A tarde do dia 29 de abril de há vinte anos mostrava-se auspiciosa. Eu regressava ao Porto e à escola onde, entre oficinas de serralharia e laboratórios de eletricidade, me fizeram eletricista.
Naquele dia de abril, cerca de uma centena de extraordinários seres humanos se reuniram para fazer o que (há mais de cem anos!), precisaria ser feito. Sessenta anos eram passados. Apesar de dispor de excelentes professores, o velho e obsoleto sistema deseducativo usava artifícios para prolongar a sua agonia.
Eram educadores, que carregavam um insustentável peso de conscientização – eram freirianos – graças a Deus! – armados de Amor e de Coragem, que assumiam um compromisso ético com a Educação.
Naquele dia de abril, eu perguntava:
“O que vos move?”
“O que vos impede de agir?”
E depositava nas mãos de uma nova geração de educadores o insustentável peso de responsabilidade com que havia atravessado mais de meio século.
Fora penosa a jornada. Para afastar tristes recordações recorri a um dos meus habituais lenitivos. Ignoro se ainda está disponível, numa das antigas empresas de serviços online e software, um vídeo, que reproduz o final de um filme sobre a vida de Beethoven. No velho Google, estava disponível neste endereço: https://youtu.be/qXDSW83Sc2I. Era uma versão romanceada da primeira audição da Nona Sinfonia.
No filme, o maestro Beethoven entrava em palco no início do quarto e último andamento, levando consigo uma jovem, que, discretamente, lia a pauta e lhe dava indicações de regência, o que, na realidade, não aconteceu. E o quarto andamento estava encurtado. O realizador e a produção tinham suprimido muitos compassos… mas vamos ao essencial.
No “hino da alegria” – a Ode An Die Freude de Schiller, magistralmente musicada por um surdo – o coro canta: “Alegria, formosa centelha divina! Tua magia volta a unir o que o costume rigorosamente dividiu. Todos os homens se irmanam onde teu doce voo se detém.”
O filme mostra que, no final da sinfonia, o público se levantou, num longo e caloroso aplauso. Na verdade, não houve salva de palmas, mas apupos, ainda que com algumas palmas à mistura.

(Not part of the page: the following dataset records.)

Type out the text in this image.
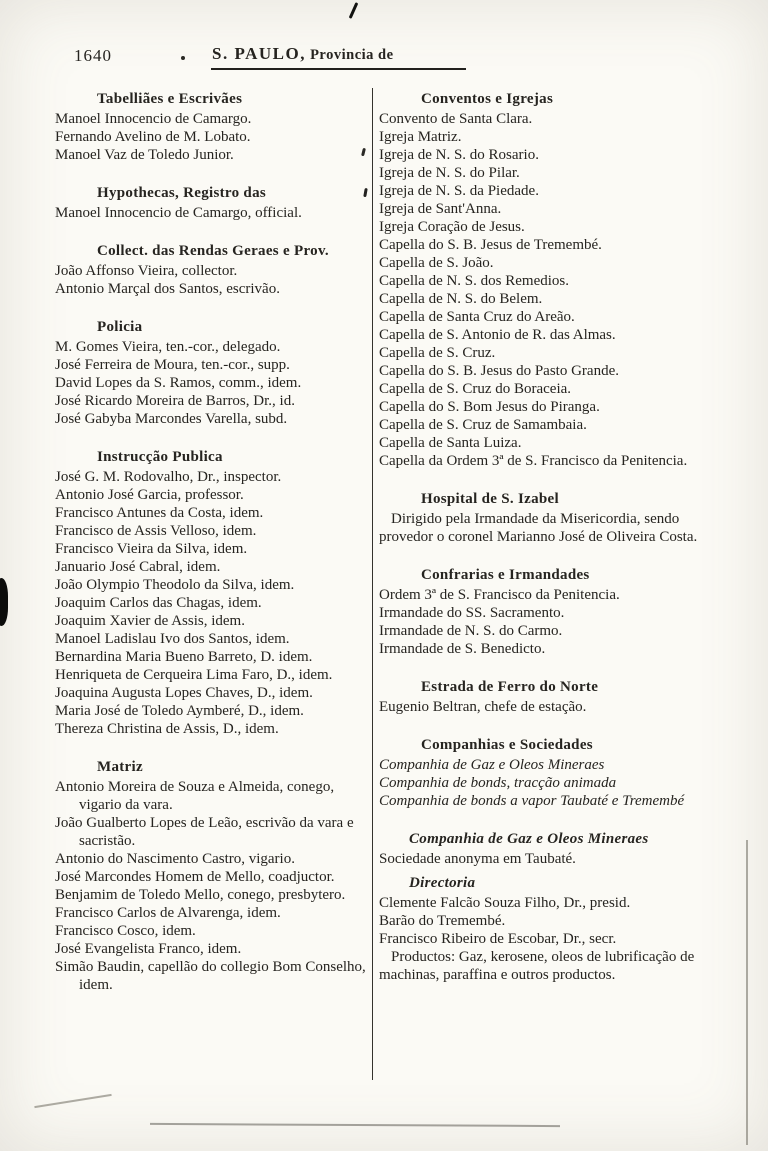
1640	S. PAULO, Provincia de
Tabelliães e Escrivães
Manoel Innocencio de Camargo.
Fernando Avelino de M. Lobato.
Manoel Vaz de Toledo Junior.
Hypothecas, Registro das
Manoel Innocencio de Camargo, official.
Collect. das Rendas Geraes e Prov.
João Affonso Vieira, collector.
Antonio Marçal dos Santos, escrivão.
Policia
M. Gomes Vieira, ten.-cor., delegado.
José Ferreira de Moura, ten.-cor., supp.
David Lopes da S. Ramos, comm., idem.
José Ricardo Moreira de Barros, Dr., id.
José Gabyba Marcondes Varella, subd.
Instrucção Publica
José G. M. Rodovalho, Dr., inspector.
Antonio José Garcia, professor.
Francisco Antunes da Costa, idem.
Francisco de Assis Velloso, idem.
Francisco Vieira da Silva, idem.
Januario José Cabral, idem.
João Olympio Theodolo da Silva, idem.
Joaquim Carlos das Chagas, idem.
Joaquim Xavier de Assis, idem.
Manoel Ladislau Ivo dos Santos, idem.
Bernardina Maria Bueno Barreto, D. idem.
Henriqueta de Cerqueira Lima Faro, D., idem.
Joaquina Augusta Lopes Chaves, D., idem.
Maria José de Toledo Aymberé, D., idem.
Thereza Christina de Assis, D., idem.
Matriz
Antonio Moreira de Souza e Almeida, conego, vigario da vara.
João Gualberto Lopes de Leão, escrivão da vara e sacristão.
Antonio do Nascimento Castro, vigario.
José Marcondes Homem de Mello, coadjuctor.
Benjamim de Toledo Mello, conego, presbytero.
Francisco Carlos de Alvarenga, idem.
Francisco Cosco, idem.
José Evangelista Franco, idem.
Simão Baudin, capellão do collegio Bom Conselho, idem.
Conventos e Igrejas
Convento de Santa Clara.
Igreja Matriz.
Igreja de N. S. do Rosario.
Igreja de N. S. do Pilar.
Igreja de N. S. da Piedade.
Igreja de Sant'Anna.
Igreja Coração de Jesus.
Capella do S. B. Jesus de Tremembé.
Capella de S. João.
Capella de N. S. dos Remedios.
Capella de N. S. do Belem.
Capella de Santa Cruz do Areão.
Capella de S. Antonio de R. das Almas.
Capella de S. Cruz.
Capella do S. B. Jesus do Pasto Grande.
Capella de S. Cruz do Boraceia.
Capella do S. Bom Jesus do Piranga.
Capella de S. Cruz de Samambaia.
Capella de Santa Luiza.
Capella da Ordem 3ª de S. Francisco da Penitencia.
Hospital de S. Izabel
Dirigido pela Irmandade da Misericordia, sendo provedor o coronel Marianno José de Oliveira Costa.
Confrarias e Irmandades
Ordem 3ª de S. Francisco da Penitencia.
Irmandade do SS. Sacramento.
Irmandade de N. S. do Carmo.
Irmandade de S. Benedicto.
Estrada de Ferro do Norte
Eugenio Beltran, chefe de estação.
Companhias e Sociedades
Companhia de Gaz e Oleos Mineraes
Companhia de bonds, tracção animada
Companhia de bonds a vapor Taubaté e Tremembé
Companhia de Gaz e Oleos Mineraes
Sociedade anonyma em Taubaté.
Directoria
Clemente Falcão Souza Filho, Dr., presid.
Barão do Tremembé.
Francisco Ribeiro de Escobar, Dr., secr.
Productos: Gaz, kerosene, oleos de lubrificação de machinas, paraffina e outros productos.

O poema “An die Freude” foi escrito por Schiller, em 1785. O poeta apelava à prática de ideais como a liberdade, a paz e a solidariedade, ideais partilhados com um Beethoven que viu censurada a sua obra.

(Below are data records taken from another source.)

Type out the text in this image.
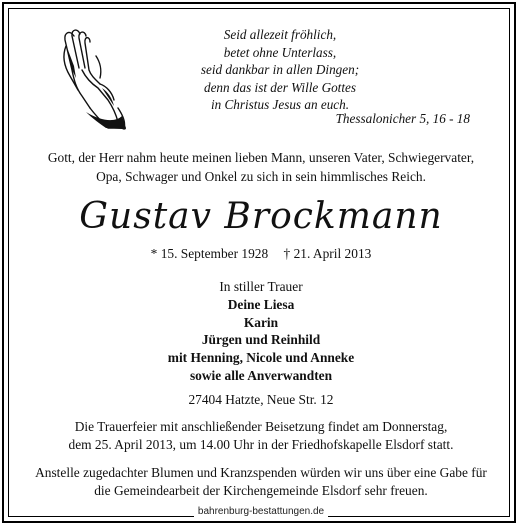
Seid allezeit fröhlich,
betet ohne Unterlass,
seid dankbar in allen Dingen;
denn das ist der Wille Gottes
in Christus Jesus an euch.
Thessalonicher 5, 16 - 18
Gott, der Herr nahm heute meinen lieben Mann, unseren Vater, Schwiegervater,
Opa, Schwager und Onkel zu sich in sein himmlisches Reich.
Gustav Brockmann
* 15. September 1928 † 21. April 2013
In stiller Trauer
Deine Liesa
Karin
Jürgen und Reinhild
mit Henning, Nicole und Anneke
sowie alle Anverwandten
27404 Hatzte, Neue Str. 12
Die Trauerfeier mit anschließender Beisetzung findet am Donnerstag,
dem 25. April 2013, um 14.00 Uhr in der Friedhofskapelle Elsdorf statt.
Anstelle zugedachter Blumen und Kranzspenden würden wir uns über eine Gabe für
die Gemeindearbeit der Kirchengemeinde Elsdorf sehr freuen.
bahrenburg-bestattungen.de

Na primeira apresentação da Nona Sinfonia, os “tradicionalistas” chamaram “aberração” ao último dos seus andamentos. Nesses tempos sombrios, os detratores do génio opunham-se a que se cantasse que “o Homem é para todo o Homem um irmão” e que “a alegria é a filha querida dos deuses”.
Quando era criança, enquanto me batia, o meu pobre pai gritava:
“Não chora!”
Eu engolia o choro. Mas, os homens também choram. Nos derradeiros compassos dessa sinfonia, suave, serena, alegremente, as lágrimas rolavam pelo meu rosto. Nos dias em que a indignação se soerguia e se tornava mais difícil suportar os ecos da barbárie, a audição da “Nona de Beethoven” era um bálsamo retemperador.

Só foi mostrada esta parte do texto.